Here Is Where chronicles Andrew Carroll’s eye-opening – and at times hilarious -- journey across America to find and explore unmarked historic sites where extraordinary moments occurred and remarkable individuals once lived. Sparking the idea for this book was Carroll’s visit to the spot where Abraham Lincoln’s son was saved by the brother of Lincoln’s assassin. Carroll wondered, How many other unmarked places are there where intriguing events have unfolded and that we walk past every day, not realizing their significance? To answer that question, Carroll ultimately trekked to every region of the country -- by car, train, plane, helicopter, bus, bike, and kayak and on foot. Among the things he learned:
*Where in North America the oldest sample of human DNA was discovered
* Where America’s deadliest maritime disaster took place, a calamity worse than the fate of the Titanic
*Which virtually unknown American scientist saved hundreds of millions of lives
*Which famous Prohibition agent was the brother of a notorious gangster
*How a 14-year-old farm boy’s brainstorm led to the creation of television
Featured prominently in Here Is Where are an abundance of firsts (from the first use of modern anesthesia to the first cremation to the first murder conviction based on forensic evidence); outrages (from riots to massacres to forced sterilizations); and breakthroughs (from the invention, inside a prison, of a revolutionary weapon; to the recovery, deep in the Alaskan tundra, of a super-virus; to the building of the rocket that made possible space travel). Here Is Where is thoroughly entertaining, but it’s also a profound reminder that the places we pass by often harbor amazing secrets and that there are countless other astonishing stories still out there, waiting to be found.

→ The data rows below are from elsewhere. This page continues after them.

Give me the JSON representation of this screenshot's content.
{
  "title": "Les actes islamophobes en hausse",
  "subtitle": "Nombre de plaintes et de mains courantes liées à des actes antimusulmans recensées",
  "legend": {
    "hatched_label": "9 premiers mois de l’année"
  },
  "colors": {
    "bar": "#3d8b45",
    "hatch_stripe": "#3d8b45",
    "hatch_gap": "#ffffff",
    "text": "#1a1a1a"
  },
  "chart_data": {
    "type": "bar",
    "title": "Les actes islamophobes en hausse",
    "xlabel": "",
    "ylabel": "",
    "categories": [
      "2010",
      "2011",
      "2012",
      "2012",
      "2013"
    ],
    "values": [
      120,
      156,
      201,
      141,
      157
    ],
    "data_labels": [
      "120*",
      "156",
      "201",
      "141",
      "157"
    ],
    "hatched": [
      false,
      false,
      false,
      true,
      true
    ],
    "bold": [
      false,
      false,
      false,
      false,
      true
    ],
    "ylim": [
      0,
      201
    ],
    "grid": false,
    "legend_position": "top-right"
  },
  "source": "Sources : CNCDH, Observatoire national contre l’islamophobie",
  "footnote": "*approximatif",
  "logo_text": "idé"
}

Combining a travelogue with a series of lost historical stories, Here is Where takes the readers on a road-trip across America, ignoring the more famous landmarks in favour of the forgotten places, many of them ignored even by people who live a few steps away. From milestones in science to first legal victories, from horrific massacres to the building of rockets, Andrew Carroll’s fascinating journey reminds that there are hidden stories just waiting to be found, many of them in our own back yards.
Here is Where does a great job of exploring lost, forgotten and ignored stories from American history, spanning centuries and moving from one coast to the other. Along the way, Carroll’s funny, depreciating and well-informed voice provides a great companion, spending just enough time on his own (mis)adventures before sharing some true jewels of lost history. The book is split into sections, from legal decisions to scientific breakthroughs, so you are likely to find something that will interest you. Although I skipped around in the medical section, the rest of it was intriguing enough to keep my attention and the pages flipping. I’m a Jehovah’s Witness, so I was especially thrilled to see him exploring a milestone decision from the Supreme Court in the first half of the 20th century regarding a couple of Witness children expelled from their school for refusing to salute the flag. All of the stories are interesting, many of them deserve to be remembered more than they are. Carroll has done a great job bringing them to people’s attention.